A significant data breach has occurred involving the personal information of up to 3,000 applicants to the Northern Rivers Resilient Homes Program in NSW, after a former contractor uploaded the data to ChatGPT between March 12 and 15, 2025.

The compromised data potentially includes names, addresses, email addresses, phone numbers, and other personal details, affecting over 3,000 individuals involved in flood recovery efforts.

In total, over 12,000 rows of sensitive data from the program have been exposed, raising serious concerns about privacy and security.

The NSW Reconstruction Authority, led by NSW Police Commissioner Mal Lanyon until September 30, has responded by strengthening internal security measures, issuing staff guidance on AI platform use, and notifying NSW’s Privacy Commissioner.

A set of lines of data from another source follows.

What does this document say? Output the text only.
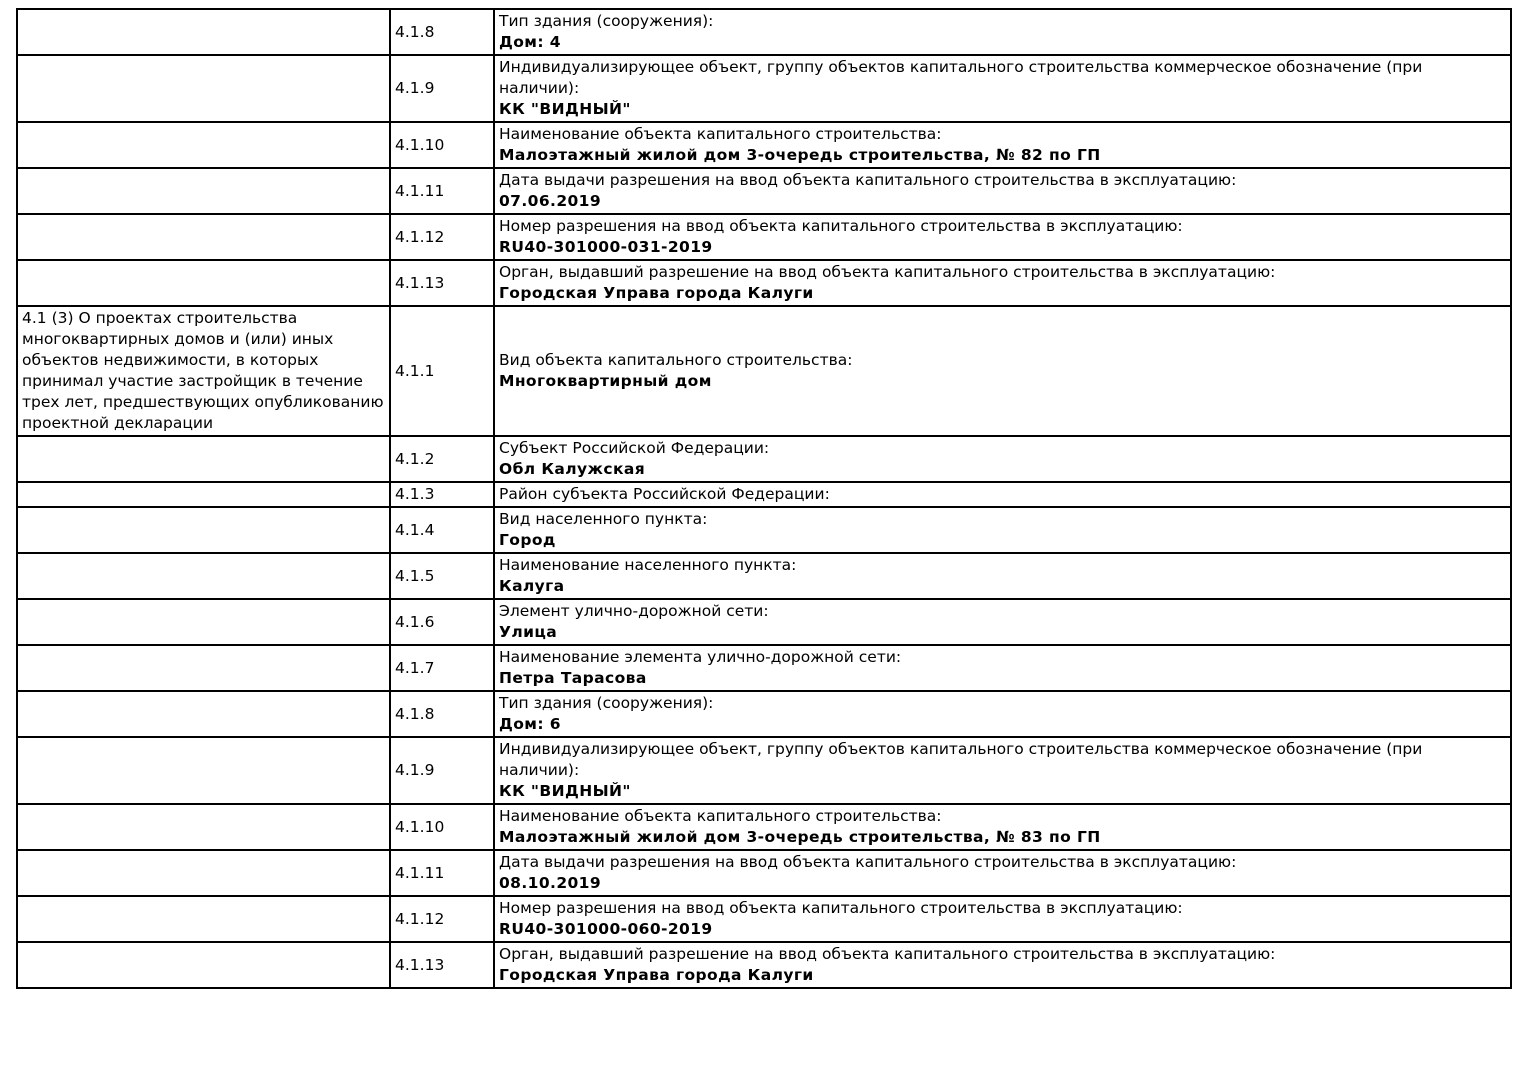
	4.1.8	Тип здания (сооружения):
Дом: 4

	4.1.9	Индивидуализирующее объект, группу объектов капитального строительства коммерческое обозначение (при наличии):
КК "ВИДНЫЙ"

	4.1.10	Наименование объекта капитального строительства:
Малоэтажный жилой дом 3-очередь строительства, № 82 по ГП

	4.1.11	Дата выдачи разрешения на ввод объекта капитального строительства в эксплуатацию:
07.06.2019

	4.1.12	Номер разрешения на ввод объекта капитального строительства в эксплуатацию:
RU40-301000-031-2019

	4.1.13	Орган, выдавший разрешение на ввод объекта капитального строительства в эксплуатацию:
Городская Управа города Калуги

4.1 (3) О проектах строительства многоквартирных домов и (или) иных объектов недвижимости, в которых принимал участие застройщик в течение трех лет, предшествующих опубликованию проектной декларации	4.1.1	Вид объекта капитального строительства:
Многоквартирный дом

	4.1.2	Субъект Российской Федерации:
Обл Калужская

	4.1.3	Район субъекта Российской Федерации:

	4.1.4	Вид населенного пункта:
Город

	4.1.5	Наименование населенного пункта:
Калуга

	4.1.6	Элемент улично-дорожной сети:
Улица

	4.1.7	Наименование элемента улично-дорожной сети:
Петра Тарасова

	4.1.8	Тип здания (сооружения):
Дом: 6

	4.1.9	Индивидуализирующее объект, группу объектов капитального строительства коммерческое обозначение (при наличии):
КК "ВИДНЫЙ"

	4.1.10	Наименование объекта капитального строительства:
Малоэтажный жилой дом 3-очередь строительства, № 83 по ГП

	4.1.11	Дата выдачи разрешения на ввод объекта капитального строительства в эксплуатацию:
08.10.2019

	4.1.12	Номер разрешения на ввод объекта капитального строительства в эксплуатацию:
RU40-301000-060-2019

	4.1.13	Орган, выдавший разрешение на ввод объекта капитального строительства в эксплуатацию:
Городская Управа города Калуги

The breach was discovered during a complex review process, and affected individuals will be notified within a week; authorities are monitoring online sources and the dark web for signs of data access or sharing.

Steps are being taken to understand what information was shared, assess the risks, and contain the breach, with ongoing investigations to clarify the impact.

Authorities are investigating the breach, with Cyber Security NSW conducting a forensic analysis to determine the scope and risks, although there is no current evidence that the data has been accessed publicly or by third parties.

Affected individuals are advised to contact the Resilient Homes Program call centre or ID Support NSW for updates, support, and potential compensation for expenses related to identity document replacement.

NSW Minister for Recovery Janelle Saffin apologized for the incident, emphasizing that the situation is being handled carefully with ongoing updates and support for those affected.

The Northern Rivers Resilient Homes Program, initiated in late 2022 to aid flood-affected residents, has now faced scrutiny due to concerns over the confidentiality of community recovery efforts.

Residents, such as Harper Dalton-Earls, expressed concern over the amount of sensitive information provided during the application process and the potential for breach.

This incident follows a previous major data breach involving the NSW Department of Communities and Justice in March, highlighting ongoing issues with data security in government agencies.

The data was uploaded to ChatGPT by a former contractor, raising questions about privacy and the security protocols surrounding AI platforms used by government contractors.